Auréolée d’un tutu blanc, elle virevolte dans l’espace souterrain de l’être. Elle ne gigote pas, elle ne bouscule pas, elle ne crie pas. Non, elle danse comme la flamme des bougies dans les églises vides.

Elle est si vivante mais cachée. Nul ne peut se douter de sa présence. Au plus secret des replis de l’âme, blottie dans le chant de l’Esprit, dans la mélodie du sacré. Elle s’élance dans l’antre de l’Amour assoiffé, dans le creux d’un cœur habité.

 

Une petite danseuse auréolée d’un tutu blanc, comme la neige, comme le coton, comme le nuage, comme la pureté. La pureté blanche des pâquerettes au cœur jaune. Telle est Almaé, la danseuse intérieure.

Elle virevolte au gré des saisons du cœur. Elle est si gracieuse, en entrechats, en sauts de biche, en arabesques d’hirondelle. Elle danse comme on vole. Avec le même sourire à l’heure du printemps. Avec les mêmes transports les soirs d’été.

 

Quand vient l’automne pourtant, elle devient feuille emportée par le vent. Les bourrasques en tutu la cueillent pour la poser où elle ne voudrait pas. Mais il faut bien mourir. On meurt tous un jour. Ma danseuse intérieure n’y échappe pas qui s’en va s’allonger sur le sol avec la pluie.

 

C’est le temps des crépuscules et des couchers de soleil, des couleurs ocre et rouille. Elle danse alors dans le cœur d’une larme. Je la vois tourner dans sa transparence jusqu’au chagrin sans mesure et sans fin.

Puis vient l’hiver, l’hiver tout blanc, enseveli dans le froid. Les pieds gelés, le visage rouge. Elle valse en tutu sous les réverbères de glace, toujours dans la pureté, toujours en cristal comme les flocons, comme le verre, comme nos pleurs sur nos bitumes gris.

 

Quel contraste saisissant, cette petite danseuse au milieu des flocons de nos amours, dans le centre de nos deuils.  Avec ses pointes douloureuses, elle tournoie en carrousel pour étourdir sa peine. Si seulement je pouvais me fondre en amnésie dans la poudreuse et le gel !

 

Oublier l’amour qui meurt toujours un peu, se perdre sur la scène de nos vies mystères, puis danser, danser, danser, comme le vent dans les feuillages, comme les saisons qui passent, comme une infinie rengaine. Oublier, danser puis se perdre, c’est tout pareil.

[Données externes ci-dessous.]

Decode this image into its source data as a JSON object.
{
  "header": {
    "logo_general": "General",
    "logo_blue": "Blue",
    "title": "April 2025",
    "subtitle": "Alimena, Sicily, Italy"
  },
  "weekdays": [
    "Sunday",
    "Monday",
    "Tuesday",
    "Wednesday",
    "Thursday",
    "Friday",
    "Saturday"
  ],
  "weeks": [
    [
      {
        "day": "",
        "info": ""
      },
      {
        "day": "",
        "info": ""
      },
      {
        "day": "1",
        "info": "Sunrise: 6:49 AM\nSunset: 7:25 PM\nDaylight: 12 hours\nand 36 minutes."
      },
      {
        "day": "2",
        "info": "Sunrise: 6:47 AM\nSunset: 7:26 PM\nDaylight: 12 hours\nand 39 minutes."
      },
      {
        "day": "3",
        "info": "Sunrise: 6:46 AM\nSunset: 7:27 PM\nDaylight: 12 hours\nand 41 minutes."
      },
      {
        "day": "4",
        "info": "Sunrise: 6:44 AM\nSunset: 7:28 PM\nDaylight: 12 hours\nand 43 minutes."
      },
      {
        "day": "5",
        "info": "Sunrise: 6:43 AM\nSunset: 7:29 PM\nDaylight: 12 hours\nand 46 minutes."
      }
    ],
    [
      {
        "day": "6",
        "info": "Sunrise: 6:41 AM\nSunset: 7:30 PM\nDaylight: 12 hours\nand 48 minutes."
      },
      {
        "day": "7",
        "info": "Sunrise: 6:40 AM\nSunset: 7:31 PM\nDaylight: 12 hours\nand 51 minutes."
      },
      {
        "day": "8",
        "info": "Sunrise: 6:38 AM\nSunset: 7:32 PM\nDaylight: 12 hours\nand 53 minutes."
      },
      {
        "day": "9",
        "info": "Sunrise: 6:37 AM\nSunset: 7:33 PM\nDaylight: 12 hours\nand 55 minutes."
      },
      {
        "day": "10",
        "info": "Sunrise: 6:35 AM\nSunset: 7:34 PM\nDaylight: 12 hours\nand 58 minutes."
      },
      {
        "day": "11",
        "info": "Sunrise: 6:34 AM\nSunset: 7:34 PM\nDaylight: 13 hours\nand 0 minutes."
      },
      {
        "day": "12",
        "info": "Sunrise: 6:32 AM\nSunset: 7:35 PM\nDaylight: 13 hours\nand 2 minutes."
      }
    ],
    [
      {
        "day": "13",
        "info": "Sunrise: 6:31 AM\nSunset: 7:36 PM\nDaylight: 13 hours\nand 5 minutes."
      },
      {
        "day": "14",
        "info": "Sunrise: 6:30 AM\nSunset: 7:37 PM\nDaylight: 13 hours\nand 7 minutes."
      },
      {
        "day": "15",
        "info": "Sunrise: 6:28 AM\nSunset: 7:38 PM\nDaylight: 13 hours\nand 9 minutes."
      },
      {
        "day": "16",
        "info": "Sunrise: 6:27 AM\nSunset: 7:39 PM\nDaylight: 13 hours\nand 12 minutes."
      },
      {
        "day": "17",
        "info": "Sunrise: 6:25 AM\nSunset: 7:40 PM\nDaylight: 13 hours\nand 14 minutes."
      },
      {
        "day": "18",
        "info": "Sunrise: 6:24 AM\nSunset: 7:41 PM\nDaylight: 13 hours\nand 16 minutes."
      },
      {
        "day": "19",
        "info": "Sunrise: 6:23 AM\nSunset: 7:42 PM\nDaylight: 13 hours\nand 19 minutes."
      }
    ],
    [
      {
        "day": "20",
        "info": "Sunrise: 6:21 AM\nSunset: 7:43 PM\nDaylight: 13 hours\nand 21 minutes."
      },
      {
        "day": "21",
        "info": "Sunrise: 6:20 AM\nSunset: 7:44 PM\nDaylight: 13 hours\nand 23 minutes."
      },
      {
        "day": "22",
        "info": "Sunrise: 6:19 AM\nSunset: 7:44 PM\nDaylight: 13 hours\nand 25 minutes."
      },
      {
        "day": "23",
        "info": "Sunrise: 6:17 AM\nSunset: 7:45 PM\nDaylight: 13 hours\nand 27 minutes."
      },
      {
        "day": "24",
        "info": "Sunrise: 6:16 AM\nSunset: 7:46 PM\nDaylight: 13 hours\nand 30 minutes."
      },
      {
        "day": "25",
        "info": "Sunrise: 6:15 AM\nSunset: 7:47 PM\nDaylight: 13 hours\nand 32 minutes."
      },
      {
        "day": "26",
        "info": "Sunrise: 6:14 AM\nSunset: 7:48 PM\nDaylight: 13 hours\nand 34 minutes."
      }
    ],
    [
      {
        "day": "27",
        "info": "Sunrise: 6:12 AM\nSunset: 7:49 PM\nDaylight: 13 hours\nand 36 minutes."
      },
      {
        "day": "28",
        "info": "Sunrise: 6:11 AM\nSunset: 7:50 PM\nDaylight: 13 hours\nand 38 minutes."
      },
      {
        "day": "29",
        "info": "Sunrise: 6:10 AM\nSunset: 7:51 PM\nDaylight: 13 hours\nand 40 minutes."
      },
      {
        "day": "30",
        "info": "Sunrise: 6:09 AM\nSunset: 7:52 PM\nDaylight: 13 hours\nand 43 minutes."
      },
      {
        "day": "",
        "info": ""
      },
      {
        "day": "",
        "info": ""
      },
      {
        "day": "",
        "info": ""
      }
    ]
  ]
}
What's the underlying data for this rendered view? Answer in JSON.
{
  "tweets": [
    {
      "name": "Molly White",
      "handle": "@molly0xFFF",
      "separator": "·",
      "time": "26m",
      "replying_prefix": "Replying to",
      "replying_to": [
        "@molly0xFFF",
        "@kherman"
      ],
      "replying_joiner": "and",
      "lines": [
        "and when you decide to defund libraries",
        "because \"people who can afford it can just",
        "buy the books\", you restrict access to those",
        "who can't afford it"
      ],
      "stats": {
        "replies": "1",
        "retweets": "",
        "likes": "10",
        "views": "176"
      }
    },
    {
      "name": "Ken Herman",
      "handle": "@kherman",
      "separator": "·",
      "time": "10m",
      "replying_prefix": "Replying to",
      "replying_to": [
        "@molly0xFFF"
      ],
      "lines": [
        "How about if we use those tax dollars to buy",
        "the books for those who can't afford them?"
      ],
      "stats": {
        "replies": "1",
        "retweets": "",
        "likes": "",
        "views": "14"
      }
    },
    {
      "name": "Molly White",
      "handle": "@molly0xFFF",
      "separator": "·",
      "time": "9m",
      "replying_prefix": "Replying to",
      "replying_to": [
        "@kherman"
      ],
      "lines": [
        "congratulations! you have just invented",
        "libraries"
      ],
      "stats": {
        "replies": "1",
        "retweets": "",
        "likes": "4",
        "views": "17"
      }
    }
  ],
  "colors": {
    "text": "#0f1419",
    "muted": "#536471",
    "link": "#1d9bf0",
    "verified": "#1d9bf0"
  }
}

Danser comme on aime. Comme on vénère. Comme on se donne, se donne, se donne. Toujours. Sans jamais rien espérer que d’aimer. Encore et toujours. Danser, aimer, donner, c’est tout pareil.

 

Almaé s’immerge dans la chorégraphie du cœur. Elle a besoin, oh oui, si vous saviez comme elle en a besoin, de cette danse, de cette mélodie, de ses jambes à tourner, de ses bras à lever. La tête penchée, elle n’a plus qu’un métier : voler dans son désir. Dans ses amertumes et ses regrets, dans ses joies et ses allégresses saisonnières.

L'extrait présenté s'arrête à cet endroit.